Ms. Orrock said the across-the-board cuts ordered by the governor are being implemented without regard to which agencies are run completely on state dollars and which receive most of their money from the federal government.
She said some programs are being given short shrift on departmental priority lists despite the long-term consequences of failing to fund them.
"When we see more babies born with severe health issues that are going to be costing us for years, why are we discontinuing the prenatal care program?" she asked, referring to proposed cuts in the Human Resources Department.
WHILE CRITICS MIGHT fault the priorities set by agency heads, defenders of the budget approach say prioritizing is part of an overdue grafting of long-held business principles onto government.
In fact, Mr. Perdue looked to the private sector for some of his top aides, charging them with running the state in the same way as a business.

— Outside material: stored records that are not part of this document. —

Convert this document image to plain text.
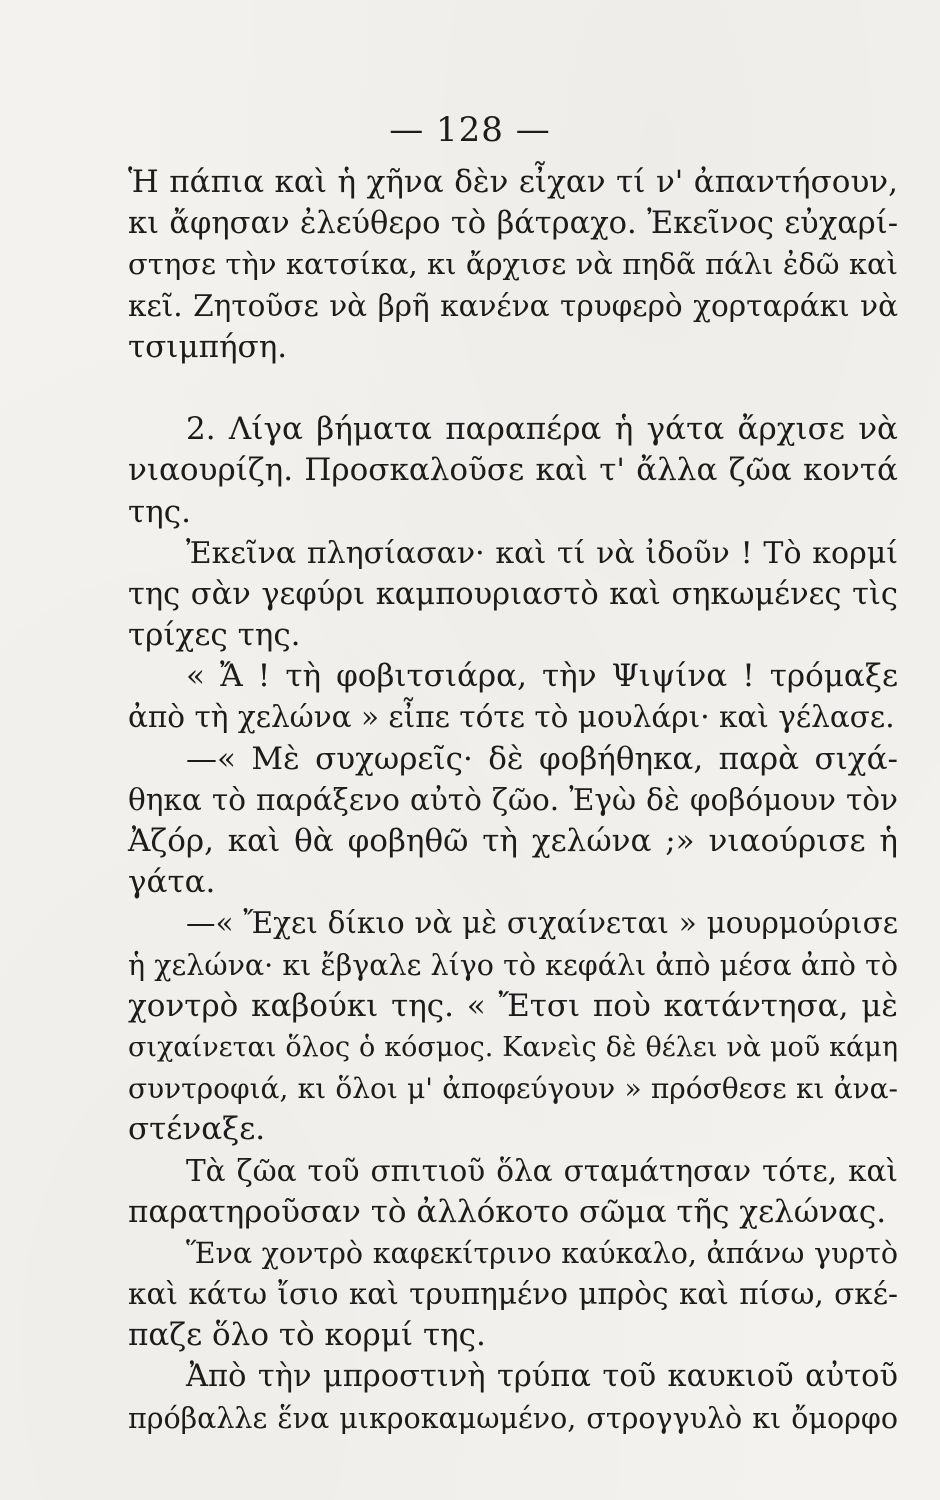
— 128 —
Ἡ πάπια καὶ ἡ χῆνα δὲν εἶχαν τί ν' ἀπαντήσουν,
κι ἄφησαν ἐλεύθερο τὸ βάτραχο. Ἐκεῖνος εὐχαρί-
στησε τὴν κατσίκα, κι ἄρχισε νὰ πηδᾶ πάλι ἐδῶ καὶ
κεῖ. Ζητοῦσε νὰ βρῆ κανένα τρυφερὸ χορταράκι νὰ
τσιμπήση.
2. Λίγα βήματα παραπέρα ἡ γάτα ἄρχισε νὰ
νιαουρίζη. Προσκαλοῦσε καὶ τ' ἄλλα ζῶα κοντά
της.
Ἐκεῖνα πλησίασαν· καὶ τί νὰ ἰδοῦν ! Τὸ κορμί
της σὰν γεφύρι καμπουριαστὸ καὶ σηκωμένες τὶς
τρίχες της.
« Ἄ ! τὴ φοβιτσιάρα, τὴν Ψιψίνα ! τρόμαξε
ἀπὸ τὴ χελώνα » εἶπε τότε τὸ μουλάρι· καὶ γέλασε.
—« Μὲ συχωρεῖς· δὲ φοβήθηκα, παρὰ σιχά-
θηκα τὸ παράξενο αὐτὸ ζῶο. Ἐγὼ δὲ φοβόμουν τὸν
Ἀζόρ, καὶ θὰ φοβηθῶ τὴ χελώνα ;» νιαούρισε ἡ
γάτα.
—« Ἔχει δίκιο νὰ μὲ σιχαίνεται » μουρμούρισε
ἡ χελώνα· κι ἔβγαλε λίγο τὸ κεφάλι ἀπὸ μέσα ἀπὸ τὸ
χοντρὸ καβούκι της. « Ἔτσι ποὺ κατάντησα, μὲ
σιχαίνεται ὅλος ὁ κόσμος. Κανεὶς δὲ θέλει νὰ μοῦ κάμη
συντροφιά, κι ὅλοι μ' ἀποφεύγουν » πρόσθεσε κι ἀνα-
στέναξε.
Τὰ ζῶα τοῦ σπιτιοῦ ὅλα σταμάτησαν τότε, καὶ
παρατηροῦσαν τὸ ἀλλόκοτο σῶμα τῆς χελώνας.
Ἕνα χοντρὸ καφεκίτρινο καύκαλο, ἀπάνω γυρτὸ
καὶ κάτω ἴσιο καὶ τρυπημένο μπρὸς καὶ πίσω, σκέ-
παζε ὅλο τὸ κορμί της.
Ἀπὸ τὴν μπροστινὴ τρύπα τοῦ καυκιοῦ αὐτοῦ
πρόβαλλε ἕνα μικροκαμωμένο, στρογγυλὸ κι ὄμορφο
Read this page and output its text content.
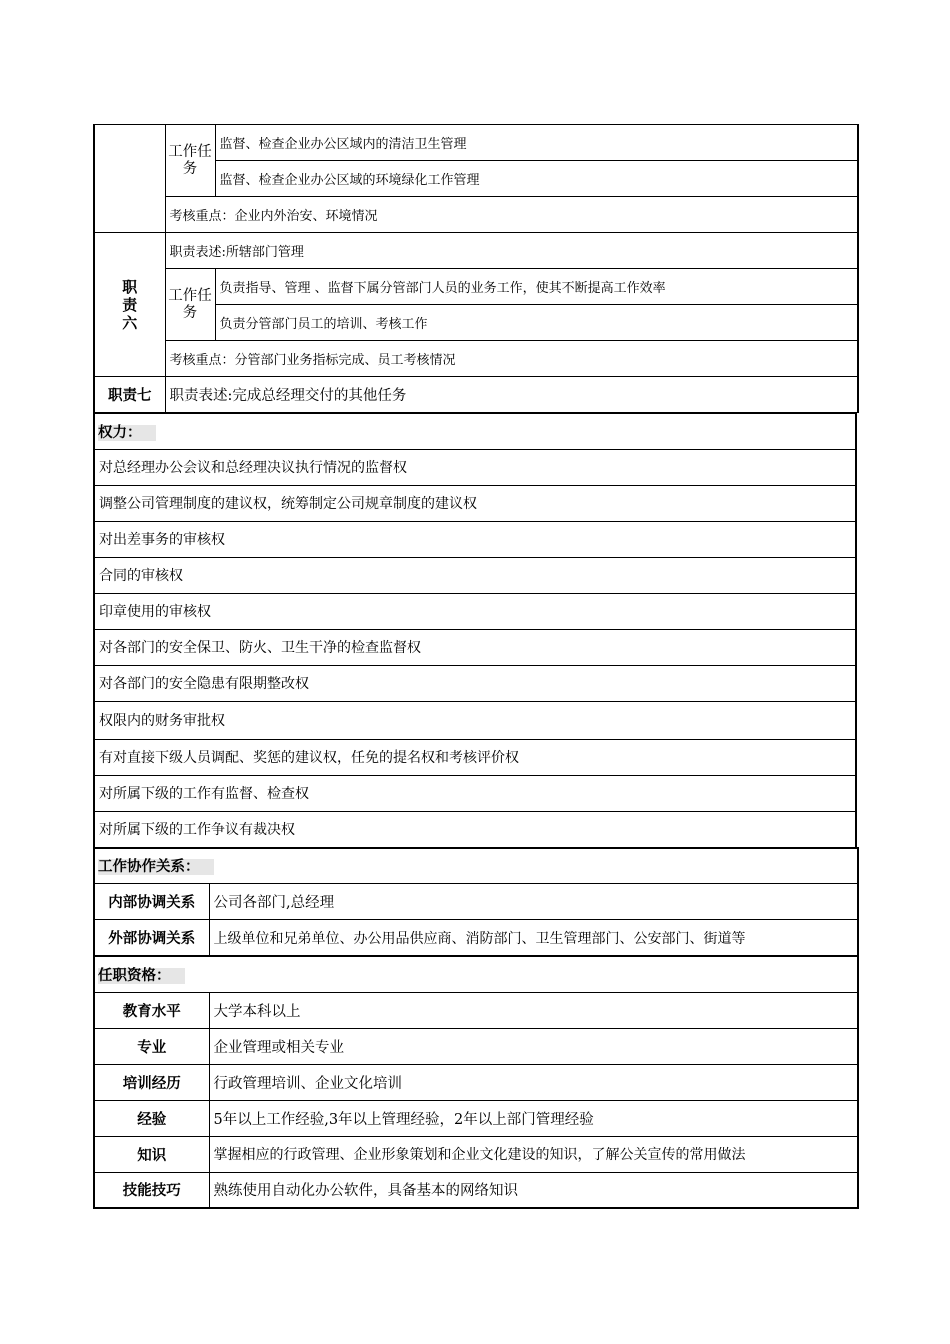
	工作任务	监督、检查企业办公区域内的清洁卫生管理
		监督、检查企业办公区域的环境绿化工作管理
	考核重点：企业内外治安、环境情况	
职责六	职责表述:所辖部门管理	
	工作任务	负责指导、管理 、监督下属分管部门人员的业务工作，使其不断提高工作效率
		负责分管部门员工的培训、考核工作
	考核重点：分管部门业务指标完成、员工考核情况	
职责七	职责表述:完成总经理交付的其他任务	
权力：
对总经理办公会议和总经理决议执行情况的监督权
调整公司管理制度的建议权，统筹制定公司规章制度的建议权
对出差事务的审核权
合同的审核权
印章使用的审核权
对各部门的安全保卫、防火、卫生干净的检查监督权
对各部门的安全隐患有限期整改权
权限内的财务审批权
有对直接下级人员调配、奖惩的建议权，任免的提名权和考核评价权
对所属下级的工作有监督、检查权
对所属下级的工作争议有裁决权
工作协作关系：	
内部协调关系	公司各部门,总经理
外部协调关系	上级单位和兄弟单位、办公用品供应商、消防部门、卫生管理部门、公安部门、街道等
任职资格：	
教育水平	大学本科以上
专业	企业管理或相关专业
培训经历	行政管理培训、企业文化培训
经验	5年以上工作经验,3年以上管理经验，2年以上部门管理经验
知识	掌握相应的行政管理、企业形象策划和企业文化建设的知识，了解公关宣传的常用做法
技能技巧	熟练使用自动化办公软件，具备基本的网络知识
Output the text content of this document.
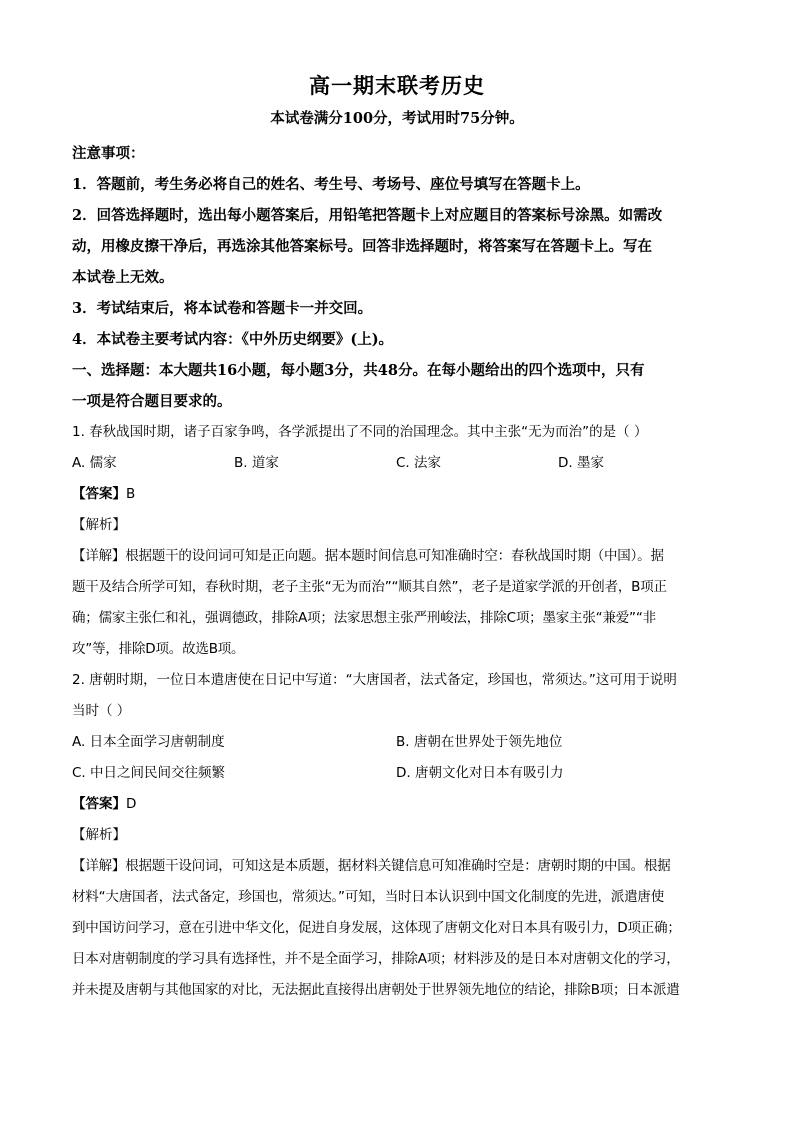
高一期末联考历史
本试卷满分100分，考试用时75分钟。
注意事项：
1．答题前，考生务必将自己的姓名、考生号、考场号、座位号填写在答题卡上。
2．回答选择题时，选出每小题答案后，用铅笔把答题卡上对应题目的答案标号涂黑。如需改
动，用橡皮擦干净后，再选涂其他答案标号。回答非选择题时，将答案写在答题卡上。写在
本试卷上无效。
3．考试结束后，将本试卷和答题卡一并交回。
4．本试卷主要考试内容：《中外历史纲要》(上)。
一、选择题：本大题共16小题，每小题3分，共48分。在每小题给出的四个选项中，只有
一项是符合题目要求的。
1. 春秋战国时期，诸子百家争鸣，各学派提出了不同的治国理念。其中主张“无为而治”的是（ ）
A. 儒家	B. 道家	C. 法家	D. 墨家
【答案】B
【解析】
【详解】根据题干的设问词可知是正向题。据本题时间信息可知准确时空：春秋战国时期（中国）。据
题干及结合所学可知，春秋时期，老子主张“无为而治”“顺其自然”，老子是道家学派的开创者，B项正
确；儒家主张仁和礼，强调德政，排除A项；法家思想主张严刑峻法，排除C项；墨家主张“兼爱”“非
攻”等，排除D项。故选B项。
2. 唐朝时期，一位日本遣唐使在日记中写道：“大唐国者，法式备定，珍国也，常须达。”这可用于说明
当时（ ）
A. 日本全面学习唐朝制度	B. 唐朝在世界处于领先地位
C. 中日之间民间交往频繁	D. 唐朝文化对日本有吸引力
【答案】D
【解析】
【详解】根据题干设问词，可知这是本质题，据材料关键信息可知准确时空是：唐朝时期的中国。根据
材料“大唐国者，法式备定，珍国也，常须达。”可知，当时日本认识到中国文化制度的先进，派遣唐使
到中国访问学习，意在引进中华文化，促进自身发展，这体现了唐朝文化对日本具有吸引力，D项正确；
日本对唐朝制度的学习具有选择性，并不是全面学习，排除A项；材料涉及的是日本对唐朝文化的学习，
并未提及唐朝与其他国家的对比，无法据此直接得出唐朝处于世界领先地位的结论，排除B项；日本派遣
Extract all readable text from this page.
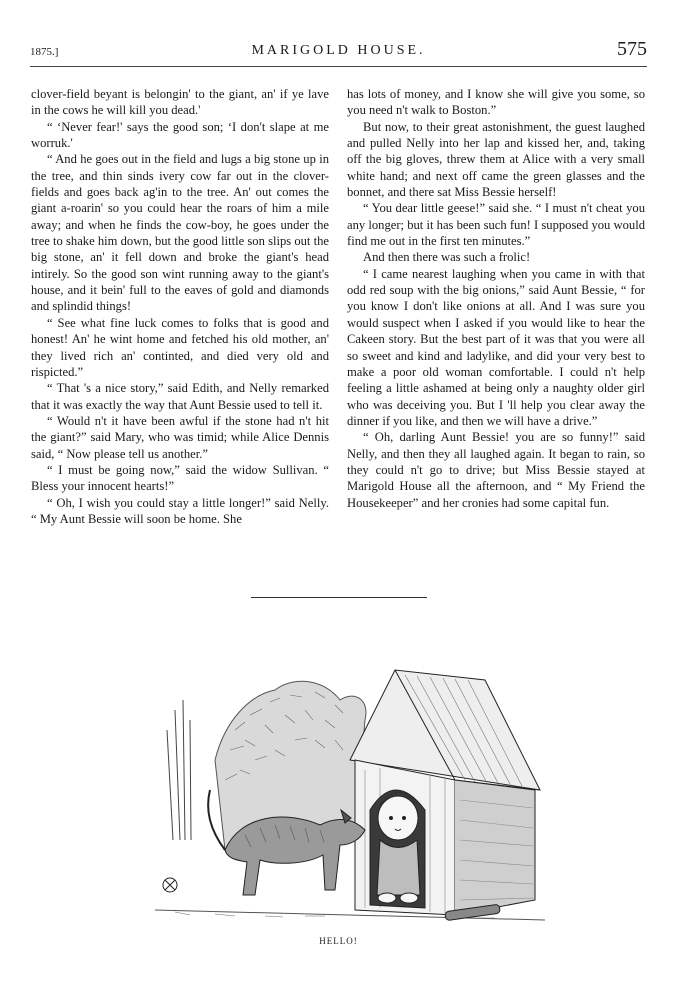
1875.]	MARIGOLD HOUSE.	575

clover-field beyant is belongin' to the giant, an' if ye lave in the cows he will kill you dead.'

“ ‘Never fear!' says the good son; ‘I don't slape at me worruk.'

“ And he goes out in the field and lugs a big stone up in the tree, and thin sinds ivery cow far out in the clover-fields and goes back ag'in to the tree. An' out comes the giant a-roarin' so you could hear the roars of him a mile away; and when he finds the cow-boy, he goes under the tree to shake him down, but the good little son slips out the big stone, an' it fell down and broke the giant's head intirely. So the good son wint running away to the giant's house, and it bein' full to the eaves of gold and diamonds and splindid things!

“ See what fine luck comes to folks that is good and honest! An' he wint home and fetched his old mother, an' they lived rich an' continted, and died very old and rispicted.”

“ That 's a nice story,” said Edith, and Nelly remarked that it was exactly the way that Aunt Bessie used to tell it.

“ Would n't it have been awful if the stone had n't hit the giant?” said Mary, who was timid; while Alice Dennis said, “ Now please tell us another.”

“ I must be going now,” said the widow Sullivan. “ Bless your innocent hearts!”

“ Oh, I wish you could stay a little longer!” said Nelly. “ My Aunt Bessie will soon be home. She

has lots of money, and I know she will give you some, so you need n't walk to Boston.”

But now, to their great astonishment, the guest laughed and pulled Nelly into her lap and kissed her, and, taking off the big gloves, threw them at Alice with a very small white hand; and next off came the green glasses and the bonnet, and there sat Miss Bessie herself!

“ You dear little geese!” said she. “ I must n't cheat you any longer; but it has been such fun! I supposed you would find me out in the first ten minutes.”

And then there was such a frolic!

“ I came nearest laughing when you came in with that odd red soup with the big onions,” said Aunt Bessie, “ for you know I don't like onions at all. And I was sure you would suspect when I asked if you would like to hear the Cakeen story. But the best part of it was that you were all so sweet and kind and ladylike, and did your very best to make a poor old woman comfortable. I could n't help feeling a little ashamed at being only a naughty older girl who was deceiving you. But I 'll help you clear away the dinner if you like, and then we will have a drive.”

“ Oh, darling Aunt Bessie! you are so funny!” said Nelly, and then they all laughed again. It began to rain, so they could n't go to drive; but Miss Bessie stayed at Marigold House all the afternoon, and “ My Friend the Housekeeper” and her cronies had some capital fun.

HELLO!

Former bankers Jim Lientz and Tommy Hills are the government's chief operating officer and chief financial officer, respectively.
But Ms. Lowe said private-sector approaches don't work in government.
"The public sector is charged with a different job than the private sector, where profit is uppermost," she said. "The public sector does what others don't find profitable but is for the public good."
Mr. Lientz disagrees.
"Clearly, we're not trying to make a profit," he said of the government. "On the other hand, we're trying to deliver a quality service in the most efficient, effective manner within a balanced budget. It feels the same to me."